Hungary foolishly places price controls on groceries

Hungary foolishly places price controls on groceries
Viktor Orban, Hungarian PM, addresses Hungarian troops. (Image: Screen grab of video posted by Vlad Tepesblog, YouTube)

Hungary is placing price controls on several of the most frequently-purchased grocery items as its election approaches, in response to rising inflation. It will backfire in the long run, and may lead to shortages even in the short run.

Beginning on February 1, the prices of milk, flour, sugar, chicken breast, sunflower oil, and pork leg will be rolled back to last year’s levels (prices as of October 15, 2021).
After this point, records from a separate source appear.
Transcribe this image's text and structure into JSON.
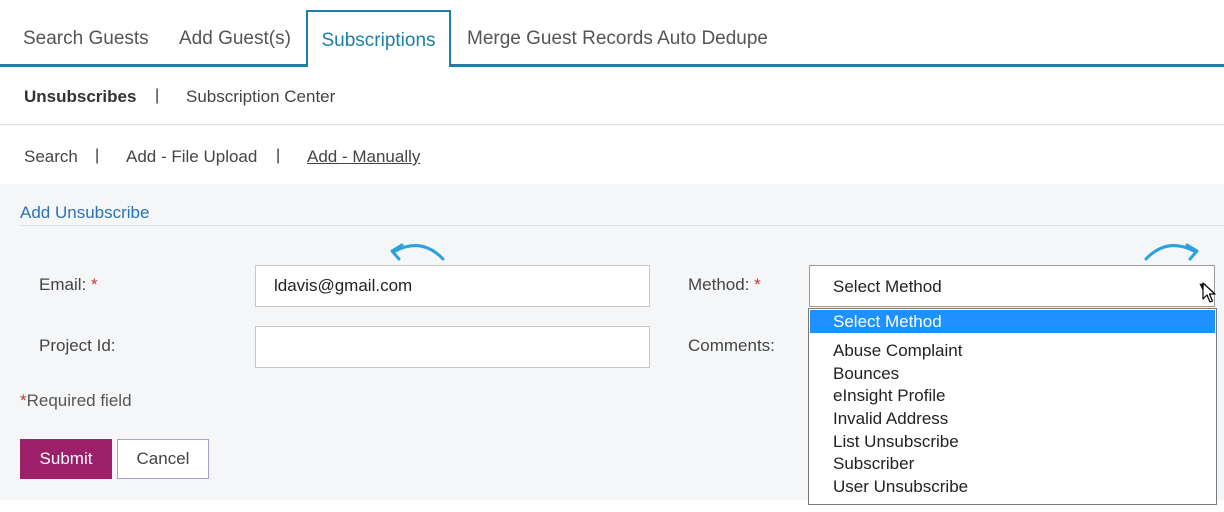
{
  "tabs": [
    {
      "label": "Search Guests",
      "active": false
    },
    {
      "label": "Add Guest(s)",
      "active": false
    },
    {
      "label": "Subscriptions",
      "active": true
    },
    {
      "label": "Merge Guest Records Auto Dedupe",
      "active": false
    }
  ],
  "subnav": {
    "unsubscribes": "Unsubscribes",
    "subscription_center": "Subscription Center",
    "separator": "|"
  },
  "thirdnav": {
    "search": "Search",
    "file_upload": "Add - File Upload",
    "manually": "Add - Manually",
    "separator": "|"
  },
  "form": {
    "title": "Add Unsubscribe",
    "email_label": "Email:",
    "email_value": "ldavis@gmail.com",
    "project_label": "Project Id:",
    "project_value": "",
    "method_label": "Method:",
    "method_selected": "Select Method",
    "comments_label": "Comments:",
    "required_star": "*",
    "required_note": "Required field",
    "submit_label": "Submit",
    "cancel_label": "Cancel"
  },
  "dropdown": {
    "options": [
      "Select Method",
      "Abuse Complaint",
      "Bounces",
      "eInsight Profile",
      "Invalid Address",
      "List Unsubscribe",
      "Subscriber",
      "User Unsubscribe"
    ],
    "highlighted": "Select Method"
  },
  "icons": {
    "caret": "caret-down-icon",
    "arrow_left": "curved-arrow-left-icon",
    "arrow_right": "curved-arrow-right-icon",
    "cursor": "mouse-pointer-icon"
  },
  "colors": {
    "accent": "#1e7fa6",
    "link": "#2a72b5",
    "submit": "#9c1f6a",
    "required": "#c0392b",
    "highlight": "#1e90ff",
    "arrow": "#2aa3dc"
  }
}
Hungary has suffered an inflation spike since October.

Gergely Gulyás, in the prime minister’s office, said the price curbs will last for at least three months. The price curbs could be further extended if Hungarian Prime Minister Viktor Orbán decides to do so.

Small shopkeepers — especially convenience stores in areas with high rents and other expenses — seem likely to suffer most from this policy in the short term.
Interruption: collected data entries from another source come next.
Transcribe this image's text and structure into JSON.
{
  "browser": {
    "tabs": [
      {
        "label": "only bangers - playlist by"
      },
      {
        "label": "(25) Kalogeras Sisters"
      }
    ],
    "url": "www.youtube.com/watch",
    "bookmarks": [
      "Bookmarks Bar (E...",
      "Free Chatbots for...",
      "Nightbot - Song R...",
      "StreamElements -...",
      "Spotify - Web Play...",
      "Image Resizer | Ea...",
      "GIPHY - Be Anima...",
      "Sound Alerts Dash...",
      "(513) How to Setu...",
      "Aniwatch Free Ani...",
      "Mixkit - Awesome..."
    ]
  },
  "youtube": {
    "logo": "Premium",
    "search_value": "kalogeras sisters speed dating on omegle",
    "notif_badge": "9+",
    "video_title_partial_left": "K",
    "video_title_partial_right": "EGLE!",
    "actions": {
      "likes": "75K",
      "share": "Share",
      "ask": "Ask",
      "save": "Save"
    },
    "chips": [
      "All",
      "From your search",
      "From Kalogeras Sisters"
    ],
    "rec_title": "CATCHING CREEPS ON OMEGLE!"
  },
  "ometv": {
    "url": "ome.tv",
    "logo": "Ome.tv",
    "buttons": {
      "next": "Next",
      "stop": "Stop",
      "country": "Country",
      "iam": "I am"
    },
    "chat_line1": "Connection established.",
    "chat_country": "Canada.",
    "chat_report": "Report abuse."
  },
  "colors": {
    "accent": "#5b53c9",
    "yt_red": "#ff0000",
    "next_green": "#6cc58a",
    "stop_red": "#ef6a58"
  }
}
According to an economic analysis cited by Hungarian media, large multinational and discount chains are the least likely to suffer from the price controls, because their prices are already low. By contrast, small family-owned grocery stores and convenience stores tend to charge significantly higher prices (often because they are in expensive urban areas with high rents or higher labor costs, or because they have lower volumes and thus need higher profit margins per unit sold to stay afloat). These smaller stores will thus be more likely to be harmed by the price caps.

That echoes America’s own unhappy experience 50 years ago, as Duke University’s Michael Munger noted in The Wall Street Journal.  “Economists across the ideological spectrum agree that government plans to manage prices haven’t worked,” Munger observed. “In the 1970s, when a federal board was organized to manage price increases, the results were massive profits for a few corporations and the loss of jobs and consumption choices for the middle class.”
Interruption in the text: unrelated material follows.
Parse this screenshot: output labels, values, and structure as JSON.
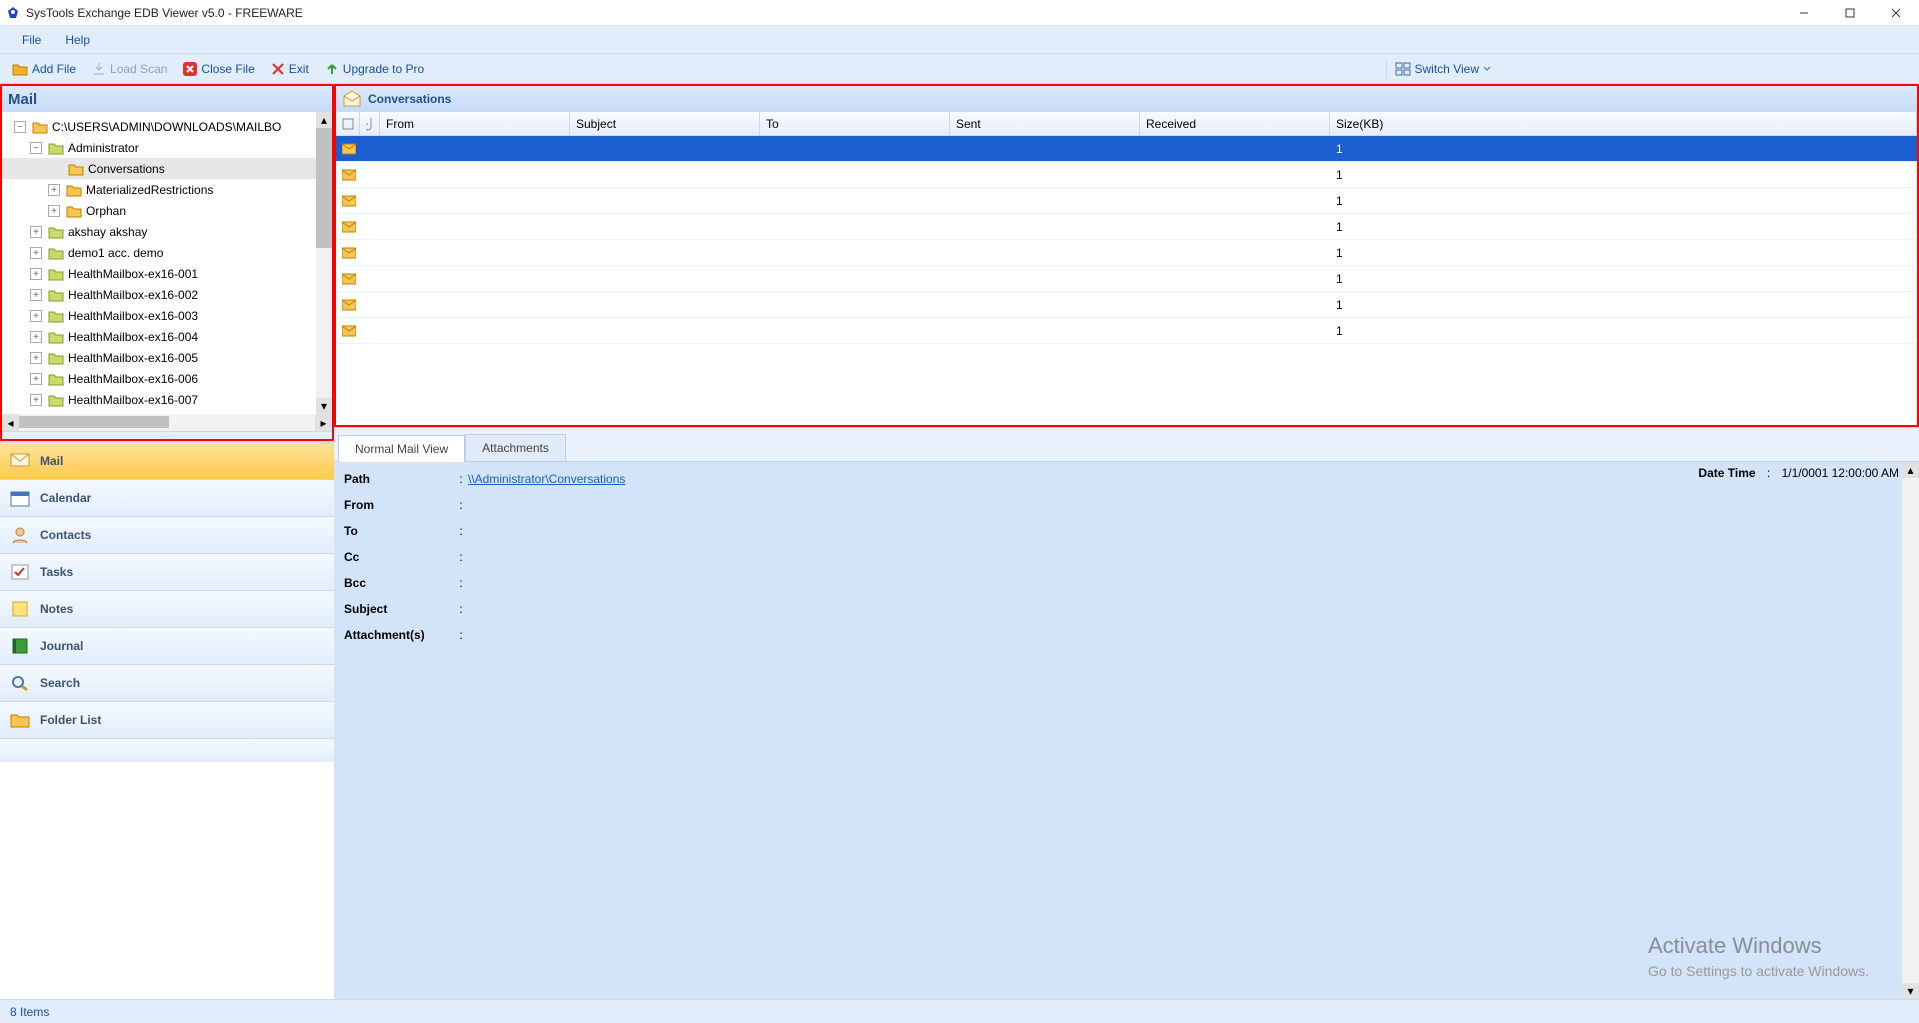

Price controls like this won’t end inflation. Other nations that tried them already found this out, to their dismay. In 2003, Venezuela imposed strict price controls on basic foods. A massive food shortage resulted, as wholesalers and suppliers ceased deliveries. Learning nothing, Venezuela added new price controls in 2020. Inflation in the country skyrocketed between those two periods, and staple foods remain scarce.

In 2013, India ratcheted up price controls for 652 critical important drugs. The price controls backfired and reduced the supply of drugs, because the lower profit margins led many drug makers to switch to nonessential drugs or shut down production entirely.